The SYNTAX Score and related variants were developed under the leadership of the SYNTAX and Multivessel TALENT Steering Committee, in collaboration with the CORRIB Core Lab of the National University of Ireland in Galway. Smartphone application and Web site were produced by the CORRIB Core Lab and Sahajanand Medical Technologies (SMT) to support practitioners in their treatment decision making for patients with complex CAD.

Reference: Serruys PW, Hara H, Onuma Y. Did the SYNTAX Score Pass the Test of Time? JACC. Cardiovasc Interv. 2020 May 25;13(10):1207-1210. doi: 10.1016/j.jcin.2020.03.040. PMID: 32438991.

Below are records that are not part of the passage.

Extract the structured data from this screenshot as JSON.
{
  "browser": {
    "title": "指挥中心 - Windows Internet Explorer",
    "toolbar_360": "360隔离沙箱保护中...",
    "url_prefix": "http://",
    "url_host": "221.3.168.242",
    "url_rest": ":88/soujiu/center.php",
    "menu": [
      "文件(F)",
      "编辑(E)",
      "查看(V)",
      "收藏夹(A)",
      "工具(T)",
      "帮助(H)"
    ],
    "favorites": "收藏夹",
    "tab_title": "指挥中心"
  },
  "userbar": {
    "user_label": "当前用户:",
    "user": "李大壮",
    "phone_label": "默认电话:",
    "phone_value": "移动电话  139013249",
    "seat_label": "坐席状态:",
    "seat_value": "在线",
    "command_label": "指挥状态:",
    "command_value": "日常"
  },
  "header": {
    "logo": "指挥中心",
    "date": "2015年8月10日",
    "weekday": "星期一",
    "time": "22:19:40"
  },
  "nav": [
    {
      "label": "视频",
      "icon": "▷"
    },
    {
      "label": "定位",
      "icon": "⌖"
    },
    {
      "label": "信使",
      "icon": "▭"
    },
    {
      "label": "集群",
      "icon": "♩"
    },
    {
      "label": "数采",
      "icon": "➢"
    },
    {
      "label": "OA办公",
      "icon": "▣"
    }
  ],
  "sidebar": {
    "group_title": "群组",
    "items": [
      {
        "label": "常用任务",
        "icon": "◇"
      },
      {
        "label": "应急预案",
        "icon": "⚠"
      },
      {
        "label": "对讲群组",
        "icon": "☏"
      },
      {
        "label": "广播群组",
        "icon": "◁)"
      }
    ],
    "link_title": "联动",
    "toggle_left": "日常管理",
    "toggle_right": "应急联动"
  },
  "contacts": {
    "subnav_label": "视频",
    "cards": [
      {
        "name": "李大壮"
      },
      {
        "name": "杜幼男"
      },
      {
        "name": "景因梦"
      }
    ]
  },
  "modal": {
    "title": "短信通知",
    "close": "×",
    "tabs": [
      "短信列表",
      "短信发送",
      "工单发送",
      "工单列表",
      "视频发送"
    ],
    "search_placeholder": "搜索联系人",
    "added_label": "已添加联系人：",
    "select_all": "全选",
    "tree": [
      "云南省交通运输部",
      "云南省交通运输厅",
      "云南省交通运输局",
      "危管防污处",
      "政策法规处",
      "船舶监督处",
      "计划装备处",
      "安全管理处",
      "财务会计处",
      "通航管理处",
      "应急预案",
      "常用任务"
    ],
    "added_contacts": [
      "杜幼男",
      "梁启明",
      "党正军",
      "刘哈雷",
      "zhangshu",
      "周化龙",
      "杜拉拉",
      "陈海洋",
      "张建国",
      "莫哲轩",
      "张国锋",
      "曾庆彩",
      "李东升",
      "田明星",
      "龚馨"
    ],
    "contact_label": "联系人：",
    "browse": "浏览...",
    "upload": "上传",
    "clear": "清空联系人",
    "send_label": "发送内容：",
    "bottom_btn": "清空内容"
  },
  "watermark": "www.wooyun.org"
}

Table: SYNTAX Score and its variants
1. Anatomic SYNTAX Score (2005): Anatomy (ICA), population strata outcome, PCI versus CABG
• Predict MACCE (all-cause mortality, stroke, myocardial infarction, revascularization) prognosis from 1 to 5 years in the SYNTAX trial (PCI vs. CABG in three-vessel disease and left main)1-3 and mortality up to 10 years in the SYNTAXES study.4
2. SYNTAX Score II (2013): Anatomy (ICA) and comorbidity, PCI versus CABG
• Predict 4-year all-cause mortality in the SYNTAX trial.5
• Used as an inclusion criteria for PCI population based on equipoise prediction of all-cause mortality after PCI versus surgery in three-vessel disease and left main (the SYNTAX II trial).6
3. Functional SYNTAX Score (2011, 2018): Anatomy (ICA and CTA) and functionality (iFR, FFR, FFRCT), PCI population
• Treatment decision making based on anatomy and functionality.13-14
4. Logistic clinical SYNTAX Score (2020): Anatomy (ICA) and comorbidity, individualized outcome for “all-comers” PCI
• Predict all-cause mortality at 2 years in “all-comers” PCI trials.7-11
5. SYNTAX Score III: Anatomy (CTA), comorbidity, and functionality (FFRCT), PCI and CABG
• Treatment decision making between PCI and CABG in three-vessel disease and left main based solely on multi-slice CT scan with FFRCT in the SYNTAX III REVOLUTION trial.18
6. SYNTAX Score III: Anatomy (CTA), comorbidity, and functionality (FFRCT), CABG population
• Planning and execution of surgery in three-vessel disease and left main applying SYNTAX Score III derived solely on CTA scan with FFRCT (the FASTTRACK CABG trial, First in men).19
7. SYNTAX Score 2020 (2020): Anatomy (ICA) and comorbidity, PCI versus CABG
• Predict 5-year MACE and 10-year all-cause mortality based on cross validation in the SYNTAX trial and on external validation in the FREEDOM, BEST, and PRECOMBAT trials. (Lancet 2020 in press)

CABG: coronary artery bypass grafting; CTA: computed tomography angiography; FFR: fractional flow reserve; ICA: invasive coronary angiography; iFR: instantaneous wave-free ratio; PCI: percutaneous coronary intervention.